Many panicked Democratic incumbents have been playing the rush-to-the-center game for months -- they all but pretend that they were in an undisclosed secure location when dastardly imposters cast unpopular congressional votes for the economic stimulus, health care reform and cap-and-trade energy legislation. But if Democrats cannot, in reality, hide from their records, then Republicans cannot ignore the potential wrath of the Tea Party movement and other conservative activists who consider compromise to be an anathema.
Primaries have given the Republicans many Senate nominees who are so unyieldingly conservative that they probably worry that making left turns at intersections might betray their principles. It is telling (and gleefully highlighted by Democrats) that the first TV ad sponsored by the independent expenditures arm of the National Republican Senatorial Committee was on behalf of Rand Paul in Kentucky. This is a state where Obama won only 41 percent of the vote in 2008 – and had establishment candidate Trey Grayson
corralled the GOP primary back in May, Kentucky would not be in play.
Mid-September primaries -- God's gift to incumbents -- make it hard for challengers to pivot for the November campaign. With just seven weeks until the midterm election, it is nearly impossible for O'Donnell to air brush away the scars from the scorched-earth primary campaign -- especially the charges that she has been living off campaign donations
and her inaccurate claims about her college graduation (she finally received her degree from Fairleigh Dickinson University just two weeks ago). The Delaware contest for the seat held for more than three decades by Joe Biden may prompt more discussion of the fervor of O'Donnell's opposition to all forms of teenage sexuality
than, say, her critique of Obama's health care legislation.

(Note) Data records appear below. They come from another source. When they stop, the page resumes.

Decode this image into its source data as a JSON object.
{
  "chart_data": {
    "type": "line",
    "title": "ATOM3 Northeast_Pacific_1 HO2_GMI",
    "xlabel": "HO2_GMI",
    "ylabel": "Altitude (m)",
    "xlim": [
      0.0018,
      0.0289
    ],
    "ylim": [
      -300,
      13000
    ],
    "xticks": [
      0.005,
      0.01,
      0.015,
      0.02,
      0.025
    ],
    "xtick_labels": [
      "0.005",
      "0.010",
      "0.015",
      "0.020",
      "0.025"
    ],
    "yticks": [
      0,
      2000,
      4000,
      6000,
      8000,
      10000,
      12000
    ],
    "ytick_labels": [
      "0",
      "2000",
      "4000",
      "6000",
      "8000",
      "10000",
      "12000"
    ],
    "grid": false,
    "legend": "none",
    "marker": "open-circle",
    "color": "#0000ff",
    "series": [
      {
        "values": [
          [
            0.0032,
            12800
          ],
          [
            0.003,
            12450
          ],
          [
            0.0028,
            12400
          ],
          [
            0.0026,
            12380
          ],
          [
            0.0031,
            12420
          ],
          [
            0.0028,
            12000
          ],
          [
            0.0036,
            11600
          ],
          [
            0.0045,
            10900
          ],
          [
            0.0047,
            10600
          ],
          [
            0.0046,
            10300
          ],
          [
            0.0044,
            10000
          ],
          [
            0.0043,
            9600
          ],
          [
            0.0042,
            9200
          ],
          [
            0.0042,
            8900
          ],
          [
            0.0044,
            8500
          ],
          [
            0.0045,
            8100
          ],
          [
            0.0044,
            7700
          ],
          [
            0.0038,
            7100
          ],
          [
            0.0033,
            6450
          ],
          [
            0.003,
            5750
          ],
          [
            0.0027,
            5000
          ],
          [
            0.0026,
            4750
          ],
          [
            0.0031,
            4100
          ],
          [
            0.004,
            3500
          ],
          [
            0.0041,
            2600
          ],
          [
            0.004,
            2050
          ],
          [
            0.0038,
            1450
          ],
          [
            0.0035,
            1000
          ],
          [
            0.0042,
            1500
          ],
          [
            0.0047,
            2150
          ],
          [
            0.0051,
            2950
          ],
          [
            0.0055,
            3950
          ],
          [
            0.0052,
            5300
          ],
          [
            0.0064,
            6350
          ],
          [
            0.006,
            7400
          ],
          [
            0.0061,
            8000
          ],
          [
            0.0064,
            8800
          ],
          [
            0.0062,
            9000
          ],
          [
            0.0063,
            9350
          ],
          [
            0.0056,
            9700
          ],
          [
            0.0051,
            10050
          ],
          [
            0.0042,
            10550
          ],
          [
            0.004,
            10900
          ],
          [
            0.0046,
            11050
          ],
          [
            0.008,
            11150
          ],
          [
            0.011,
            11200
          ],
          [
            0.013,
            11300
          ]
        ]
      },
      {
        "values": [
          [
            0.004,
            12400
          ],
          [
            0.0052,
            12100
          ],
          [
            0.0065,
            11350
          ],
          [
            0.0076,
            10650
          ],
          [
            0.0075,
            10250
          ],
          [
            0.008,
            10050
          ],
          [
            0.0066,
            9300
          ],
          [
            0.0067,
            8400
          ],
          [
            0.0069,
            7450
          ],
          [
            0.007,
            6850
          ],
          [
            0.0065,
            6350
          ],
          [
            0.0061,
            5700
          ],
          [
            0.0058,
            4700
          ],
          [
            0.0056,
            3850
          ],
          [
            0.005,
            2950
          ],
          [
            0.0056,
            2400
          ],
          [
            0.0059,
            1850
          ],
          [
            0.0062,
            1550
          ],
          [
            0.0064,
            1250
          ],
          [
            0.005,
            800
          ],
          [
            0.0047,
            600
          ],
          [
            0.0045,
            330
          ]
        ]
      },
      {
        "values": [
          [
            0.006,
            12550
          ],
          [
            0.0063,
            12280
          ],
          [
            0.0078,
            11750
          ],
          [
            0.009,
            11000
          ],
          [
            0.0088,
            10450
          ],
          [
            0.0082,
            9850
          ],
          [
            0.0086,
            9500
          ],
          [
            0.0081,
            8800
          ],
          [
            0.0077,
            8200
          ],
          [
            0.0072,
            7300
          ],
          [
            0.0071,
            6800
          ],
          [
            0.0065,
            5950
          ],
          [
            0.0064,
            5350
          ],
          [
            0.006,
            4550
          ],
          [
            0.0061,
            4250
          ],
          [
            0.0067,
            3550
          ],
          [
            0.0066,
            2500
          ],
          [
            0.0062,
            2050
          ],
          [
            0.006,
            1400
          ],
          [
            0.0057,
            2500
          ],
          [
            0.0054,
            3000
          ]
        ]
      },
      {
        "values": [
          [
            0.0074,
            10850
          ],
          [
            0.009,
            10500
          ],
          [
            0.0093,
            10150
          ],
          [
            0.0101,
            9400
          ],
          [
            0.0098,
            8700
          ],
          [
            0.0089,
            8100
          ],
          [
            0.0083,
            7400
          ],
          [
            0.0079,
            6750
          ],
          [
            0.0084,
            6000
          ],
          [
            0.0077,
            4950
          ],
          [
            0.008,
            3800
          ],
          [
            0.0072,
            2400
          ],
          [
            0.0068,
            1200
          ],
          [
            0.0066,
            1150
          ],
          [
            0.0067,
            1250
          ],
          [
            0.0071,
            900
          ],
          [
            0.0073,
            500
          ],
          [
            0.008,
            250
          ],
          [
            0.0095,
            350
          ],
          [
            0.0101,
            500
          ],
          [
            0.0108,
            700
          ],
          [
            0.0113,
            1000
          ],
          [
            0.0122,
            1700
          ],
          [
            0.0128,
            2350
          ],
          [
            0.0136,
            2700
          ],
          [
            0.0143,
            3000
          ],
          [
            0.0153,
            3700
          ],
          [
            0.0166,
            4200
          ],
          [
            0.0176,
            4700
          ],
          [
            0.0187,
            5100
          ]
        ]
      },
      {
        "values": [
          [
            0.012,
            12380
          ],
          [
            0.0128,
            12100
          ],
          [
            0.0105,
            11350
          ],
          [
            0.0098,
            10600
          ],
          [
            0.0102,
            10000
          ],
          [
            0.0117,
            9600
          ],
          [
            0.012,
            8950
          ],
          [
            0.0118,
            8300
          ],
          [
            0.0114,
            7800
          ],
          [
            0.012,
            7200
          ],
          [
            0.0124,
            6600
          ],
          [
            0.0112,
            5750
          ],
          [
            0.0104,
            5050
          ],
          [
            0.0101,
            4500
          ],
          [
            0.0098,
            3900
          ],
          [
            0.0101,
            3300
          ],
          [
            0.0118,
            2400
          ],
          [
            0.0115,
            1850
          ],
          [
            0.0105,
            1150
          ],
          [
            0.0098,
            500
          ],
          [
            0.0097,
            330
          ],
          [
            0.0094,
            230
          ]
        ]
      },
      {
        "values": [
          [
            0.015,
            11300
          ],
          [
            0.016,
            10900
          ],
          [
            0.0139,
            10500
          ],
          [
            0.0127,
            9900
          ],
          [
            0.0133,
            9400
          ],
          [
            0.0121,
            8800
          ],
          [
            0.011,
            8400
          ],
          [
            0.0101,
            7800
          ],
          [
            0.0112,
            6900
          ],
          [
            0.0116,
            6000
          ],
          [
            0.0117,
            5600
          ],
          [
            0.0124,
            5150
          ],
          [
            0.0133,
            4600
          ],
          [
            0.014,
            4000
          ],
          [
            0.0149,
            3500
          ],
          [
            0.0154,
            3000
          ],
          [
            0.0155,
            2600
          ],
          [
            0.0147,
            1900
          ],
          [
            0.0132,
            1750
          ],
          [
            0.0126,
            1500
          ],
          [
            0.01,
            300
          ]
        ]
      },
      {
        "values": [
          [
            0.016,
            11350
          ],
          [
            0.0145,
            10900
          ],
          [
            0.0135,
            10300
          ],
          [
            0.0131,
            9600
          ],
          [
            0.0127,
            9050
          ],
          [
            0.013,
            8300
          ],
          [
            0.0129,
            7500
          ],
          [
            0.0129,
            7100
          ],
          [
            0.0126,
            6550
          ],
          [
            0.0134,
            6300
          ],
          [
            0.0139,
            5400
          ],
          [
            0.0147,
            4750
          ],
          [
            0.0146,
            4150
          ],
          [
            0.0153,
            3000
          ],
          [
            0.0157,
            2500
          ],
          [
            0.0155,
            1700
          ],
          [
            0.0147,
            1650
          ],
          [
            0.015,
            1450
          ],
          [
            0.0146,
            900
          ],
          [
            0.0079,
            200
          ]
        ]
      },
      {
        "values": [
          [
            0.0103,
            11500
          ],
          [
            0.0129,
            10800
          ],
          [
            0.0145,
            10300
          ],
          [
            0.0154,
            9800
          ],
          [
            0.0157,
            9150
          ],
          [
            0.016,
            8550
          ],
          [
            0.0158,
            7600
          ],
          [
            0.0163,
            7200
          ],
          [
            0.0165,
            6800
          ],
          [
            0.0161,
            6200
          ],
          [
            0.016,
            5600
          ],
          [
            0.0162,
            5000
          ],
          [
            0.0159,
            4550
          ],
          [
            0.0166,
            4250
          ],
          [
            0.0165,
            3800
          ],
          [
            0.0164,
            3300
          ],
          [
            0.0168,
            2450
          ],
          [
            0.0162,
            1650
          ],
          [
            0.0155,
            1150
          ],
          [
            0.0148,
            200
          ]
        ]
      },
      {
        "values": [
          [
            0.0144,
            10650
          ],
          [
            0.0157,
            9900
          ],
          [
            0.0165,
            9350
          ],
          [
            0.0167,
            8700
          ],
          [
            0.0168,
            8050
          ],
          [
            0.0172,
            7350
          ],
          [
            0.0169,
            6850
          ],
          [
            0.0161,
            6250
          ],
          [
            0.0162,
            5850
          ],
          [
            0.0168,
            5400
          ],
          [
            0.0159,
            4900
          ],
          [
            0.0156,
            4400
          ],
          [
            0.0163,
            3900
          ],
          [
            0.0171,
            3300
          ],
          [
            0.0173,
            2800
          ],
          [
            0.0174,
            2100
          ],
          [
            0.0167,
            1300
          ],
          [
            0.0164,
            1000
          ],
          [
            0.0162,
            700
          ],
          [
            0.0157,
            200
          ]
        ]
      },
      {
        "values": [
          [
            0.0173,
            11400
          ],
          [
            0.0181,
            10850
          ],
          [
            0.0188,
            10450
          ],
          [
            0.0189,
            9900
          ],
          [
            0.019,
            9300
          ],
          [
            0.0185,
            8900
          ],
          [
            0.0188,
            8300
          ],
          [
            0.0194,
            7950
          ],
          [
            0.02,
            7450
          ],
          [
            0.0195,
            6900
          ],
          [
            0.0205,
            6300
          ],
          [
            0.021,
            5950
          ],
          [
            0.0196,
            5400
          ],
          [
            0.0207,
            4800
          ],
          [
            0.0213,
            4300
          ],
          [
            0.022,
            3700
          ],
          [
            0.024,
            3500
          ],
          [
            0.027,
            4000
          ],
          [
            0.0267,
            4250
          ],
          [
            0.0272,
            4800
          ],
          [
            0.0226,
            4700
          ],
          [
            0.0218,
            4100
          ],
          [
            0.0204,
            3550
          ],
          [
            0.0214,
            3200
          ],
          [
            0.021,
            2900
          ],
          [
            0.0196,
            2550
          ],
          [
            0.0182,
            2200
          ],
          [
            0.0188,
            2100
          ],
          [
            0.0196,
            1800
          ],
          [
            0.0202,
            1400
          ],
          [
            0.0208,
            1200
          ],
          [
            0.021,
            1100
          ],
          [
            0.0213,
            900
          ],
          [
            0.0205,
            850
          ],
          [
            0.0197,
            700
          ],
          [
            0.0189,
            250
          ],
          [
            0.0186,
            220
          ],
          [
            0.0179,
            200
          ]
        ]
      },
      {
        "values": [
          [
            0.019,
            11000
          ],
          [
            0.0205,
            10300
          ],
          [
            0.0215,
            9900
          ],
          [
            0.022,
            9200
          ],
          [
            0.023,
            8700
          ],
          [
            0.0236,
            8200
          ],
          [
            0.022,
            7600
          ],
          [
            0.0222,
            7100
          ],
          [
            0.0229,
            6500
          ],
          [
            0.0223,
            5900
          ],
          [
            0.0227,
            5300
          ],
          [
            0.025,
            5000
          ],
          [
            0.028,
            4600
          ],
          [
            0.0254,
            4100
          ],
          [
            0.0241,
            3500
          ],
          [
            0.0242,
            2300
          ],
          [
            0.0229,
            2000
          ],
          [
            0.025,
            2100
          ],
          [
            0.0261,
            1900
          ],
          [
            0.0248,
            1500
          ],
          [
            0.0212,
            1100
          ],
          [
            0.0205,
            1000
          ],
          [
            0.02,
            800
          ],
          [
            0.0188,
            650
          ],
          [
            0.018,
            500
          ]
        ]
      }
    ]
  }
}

Party leaders -- who have a traditional interpretation of electability based on fundraising prowess, poll numbers and insider pedigree -- are not always omniscient. New Hampshire voters Tuesday chose a Republican (the slow count was still unfinished as of Wednesday morning) to take on vulnerable two-term liberal Democratic Rep. Carol Shea-Porter. In 2006 Rahm Emanuel, then at the helm of the Democratic Congressional Campaign Committee, publicly rebuffed Shea-Porter's candidacy and put the muscle of the national party behind one of her primary opponents. Not only did Shea-Porter defeat her DCCC-anointed opponent in the primary, but she also confounded the experts by knocking off a GOP incumbent in November.
Most political theories (and I am borrowing an early 1990s insight from journalist and friend Alan Ehrenhalt
) focus on the attitudes and the demands of voters. But the supply side of the equation -- the characteristics and beliefs of the candidates themselves -- often get lost in these abstract models.
For all the fire and fury directed at the Obama White House and the Democratic congressional majorities, Republican primary voters have made their path to victory in November that much more difficult by nominating idiosyncratic Senate candidates like Christine O'Donnell, Rand Paul and, yes, Sharron Angle in Nevada. Such ideologically intense GOP nominees promise to fiercely challenge the mores of Washington -- but first they have to get past the voters in the muddled middle in November.